Table 3. Criteria for serological diagnosis of an acute viral infection (requires a change between acute and convalescent serology)15
Acute serology | Convalescent serology |
IgM+ and IgG– |
IgM+ and IgG+ |
IgM– and IgG– |
IgM+ and IgG+ |
IgM+ and IgG– |
IgM– and IgG+ |
Or a 4-fold increase in paired serology tests |
Specific testing for viral arthritis is indicated if treatable diseases are suspected on the basis of the clinical picture (such as HCV or HIV), or when reassurance is important. As both RRV and BFV are notifiable diseases in Australia, a serological diagnosis should be made if the clinical suspicion is high. Routine screening for all potential arthritogenic viruses is not advised.
General treatment
Viral arthritis that has been evident for less than 6 weeks is treated symptomatically. Nonsteroidal anti-inflammatory drugs (NSAIDs) are the mainstay of treatment.
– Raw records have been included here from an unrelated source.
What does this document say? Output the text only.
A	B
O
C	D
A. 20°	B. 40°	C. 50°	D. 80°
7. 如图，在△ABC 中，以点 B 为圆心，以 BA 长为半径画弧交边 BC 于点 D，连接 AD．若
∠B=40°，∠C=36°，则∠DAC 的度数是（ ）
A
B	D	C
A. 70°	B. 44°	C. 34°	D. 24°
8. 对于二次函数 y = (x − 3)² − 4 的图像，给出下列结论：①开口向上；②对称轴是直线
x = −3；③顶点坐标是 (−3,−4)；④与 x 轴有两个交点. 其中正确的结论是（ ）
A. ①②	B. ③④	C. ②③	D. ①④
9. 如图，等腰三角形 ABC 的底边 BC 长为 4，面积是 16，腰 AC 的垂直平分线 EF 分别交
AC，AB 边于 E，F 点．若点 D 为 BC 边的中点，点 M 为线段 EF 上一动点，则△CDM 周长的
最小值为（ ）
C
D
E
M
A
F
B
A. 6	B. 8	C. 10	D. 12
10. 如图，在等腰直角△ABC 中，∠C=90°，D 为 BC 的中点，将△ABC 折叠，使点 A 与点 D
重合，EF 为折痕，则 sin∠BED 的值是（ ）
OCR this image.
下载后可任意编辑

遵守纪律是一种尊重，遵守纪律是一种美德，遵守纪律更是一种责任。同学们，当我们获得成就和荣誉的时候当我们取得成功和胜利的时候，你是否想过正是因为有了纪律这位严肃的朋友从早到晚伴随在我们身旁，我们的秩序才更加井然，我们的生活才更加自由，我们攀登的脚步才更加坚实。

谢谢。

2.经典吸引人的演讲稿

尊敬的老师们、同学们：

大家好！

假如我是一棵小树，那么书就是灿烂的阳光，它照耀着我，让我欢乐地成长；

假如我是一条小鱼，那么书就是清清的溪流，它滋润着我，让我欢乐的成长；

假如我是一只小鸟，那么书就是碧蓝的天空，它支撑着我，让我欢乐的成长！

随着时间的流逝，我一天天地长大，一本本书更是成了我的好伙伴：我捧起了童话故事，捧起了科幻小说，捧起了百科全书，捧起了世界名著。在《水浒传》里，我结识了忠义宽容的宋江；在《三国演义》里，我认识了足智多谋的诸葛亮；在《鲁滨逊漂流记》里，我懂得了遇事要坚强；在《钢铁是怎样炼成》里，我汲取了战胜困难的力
The potential benefits of NSAIDS should be weighed up against their potential risks. It is essential to provide reassurance to the patient that the symptoms are self-limiting and unlikely to develop into a serious condition, such as RA, or cause joint destruction or disability. The use of corticosteroids is to be discouraged unless there are troublesome symptoms and contraindications to NSAIDs, or where a brief course of low dose (<10 mg of prednisone daily) may be reasonable.
When to refer
Specialist referral for acute viral arthritis is rarely needed. It should be considered when arthritis persists beyond 6 weeks, where an early inflammatory arthritis such as RA is suspected or where investigation results are ambiguous or inconsistent with the clinical findings. Patients with suspected HIV, HBV or HCV may also benefit from specialist referral.
Key points
- Viral arthritis is typically self-limiting and requires no specific intervention.
- Arthritis may be a manifestation of an important treatable viral infection, such as hepatitis or HIV.
- Some viruses have a predilection for the joints and result in prolonged symptoms.
- Early systemic inflammatory arthritis can be difficult to differentiate from viral arthritis and should be actively considered in all patients.
Competing interests: None.
Provenance and peer review: Commissioned; externally peer reviewed.